Mubasher: India’s watchdog is reviewing accusations that Google abuses its Android mobile operating system to block its rivals, a news report said.
The Competition Commission of India (CCI) has for the past six months been looking into a case similar to the one Google faced in Europe, after which antitrust regulators ruled that the US giant had to pay a EUR 4.34 billion ($5 billion) fine last year, Thomson Reuters reported, citing four sources familiar with the matter.
The European Commission, the European Union’s (EU) executive arm, concluded that the search software company misused its market dominance since 2011, with practices including forcing manufacturers to set up Google Search and its Chrome browser, with its Google Play app store on Android devices.
“It is on the lines of the EU case, but at a preliminary stage,” one of the sources, who is aware of the CCI probe, told Reuters.
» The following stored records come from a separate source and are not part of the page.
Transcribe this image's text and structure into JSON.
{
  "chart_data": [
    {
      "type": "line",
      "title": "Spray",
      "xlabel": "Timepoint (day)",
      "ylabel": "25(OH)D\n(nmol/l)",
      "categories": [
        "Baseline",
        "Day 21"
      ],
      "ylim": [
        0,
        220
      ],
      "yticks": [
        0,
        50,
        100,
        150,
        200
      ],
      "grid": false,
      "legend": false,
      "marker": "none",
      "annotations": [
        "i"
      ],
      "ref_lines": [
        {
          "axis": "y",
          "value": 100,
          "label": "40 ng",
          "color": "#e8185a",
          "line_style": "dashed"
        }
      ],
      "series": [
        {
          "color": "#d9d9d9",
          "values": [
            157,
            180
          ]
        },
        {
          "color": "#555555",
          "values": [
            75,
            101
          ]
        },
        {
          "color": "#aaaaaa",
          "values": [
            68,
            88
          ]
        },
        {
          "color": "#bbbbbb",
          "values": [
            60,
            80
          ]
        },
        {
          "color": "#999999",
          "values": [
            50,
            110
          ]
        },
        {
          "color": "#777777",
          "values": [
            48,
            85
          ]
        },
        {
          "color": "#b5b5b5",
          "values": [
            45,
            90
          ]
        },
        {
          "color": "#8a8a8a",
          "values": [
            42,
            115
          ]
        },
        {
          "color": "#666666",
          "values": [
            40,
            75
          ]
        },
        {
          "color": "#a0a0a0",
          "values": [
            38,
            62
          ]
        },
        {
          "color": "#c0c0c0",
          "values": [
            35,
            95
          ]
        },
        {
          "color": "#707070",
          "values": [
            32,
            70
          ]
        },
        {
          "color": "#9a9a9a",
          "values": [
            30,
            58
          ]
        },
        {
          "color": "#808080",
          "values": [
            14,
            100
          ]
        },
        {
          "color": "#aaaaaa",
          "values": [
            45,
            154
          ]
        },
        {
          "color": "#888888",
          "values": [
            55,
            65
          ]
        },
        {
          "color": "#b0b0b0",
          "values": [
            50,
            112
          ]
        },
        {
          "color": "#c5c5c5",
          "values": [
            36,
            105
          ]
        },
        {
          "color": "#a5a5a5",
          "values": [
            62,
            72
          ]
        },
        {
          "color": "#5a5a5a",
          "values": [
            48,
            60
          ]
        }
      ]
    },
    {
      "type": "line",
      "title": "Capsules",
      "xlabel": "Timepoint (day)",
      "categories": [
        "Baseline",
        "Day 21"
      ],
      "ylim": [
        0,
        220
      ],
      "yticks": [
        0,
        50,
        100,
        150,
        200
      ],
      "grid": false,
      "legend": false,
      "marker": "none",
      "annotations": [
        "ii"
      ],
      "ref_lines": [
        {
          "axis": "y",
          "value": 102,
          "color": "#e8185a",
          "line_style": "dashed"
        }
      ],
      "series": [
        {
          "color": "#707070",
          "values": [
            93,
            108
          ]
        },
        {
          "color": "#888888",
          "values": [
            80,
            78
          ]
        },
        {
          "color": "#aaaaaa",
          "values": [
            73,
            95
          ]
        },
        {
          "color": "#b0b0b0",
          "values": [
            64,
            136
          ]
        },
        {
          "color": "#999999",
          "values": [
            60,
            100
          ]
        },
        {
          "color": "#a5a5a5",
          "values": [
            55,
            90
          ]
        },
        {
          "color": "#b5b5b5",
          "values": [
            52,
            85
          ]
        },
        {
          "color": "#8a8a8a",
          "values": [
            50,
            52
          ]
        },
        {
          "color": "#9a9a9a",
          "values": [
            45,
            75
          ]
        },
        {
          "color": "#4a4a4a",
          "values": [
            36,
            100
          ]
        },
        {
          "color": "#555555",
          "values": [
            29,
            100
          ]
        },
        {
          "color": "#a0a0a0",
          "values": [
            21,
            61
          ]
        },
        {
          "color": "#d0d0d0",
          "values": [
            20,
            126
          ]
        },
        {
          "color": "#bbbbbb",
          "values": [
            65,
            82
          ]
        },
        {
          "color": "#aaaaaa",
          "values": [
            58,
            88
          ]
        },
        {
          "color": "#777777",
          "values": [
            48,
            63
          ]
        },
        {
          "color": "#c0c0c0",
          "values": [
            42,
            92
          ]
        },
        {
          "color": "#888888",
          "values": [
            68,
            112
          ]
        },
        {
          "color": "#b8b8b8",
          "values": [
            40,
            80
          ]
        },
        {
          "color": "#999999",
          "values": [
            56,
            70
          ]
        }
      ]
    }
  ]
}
“The CCI will have a tough time not initiating a formal investigation into Google given the EU case, unless they can show the problem has been addressed (by remedies),” one of the sources said.
Executives from Google have been recently meeting with antitrust officials to discuss the complaint, filed by a group of people, one source told the London-based news agency.
The CCI, whose investigations are historically known for taking years, could ask its investigations division to probe further the accusations against Google, or dismiss the complaint if it lacks merit.
The antitrust watchdog imposes a 1.36 billion rupees (INR), equalling $19 million, fine on Google for “search bias” and abusing its dominant position, and it found that the search engine company put its commercial flight search function in a prominent position on the search results page.
Google filed an appeal against the ruling, stating that the order cause it “irreparable” harm and reputational loss, according to a report by Reuters.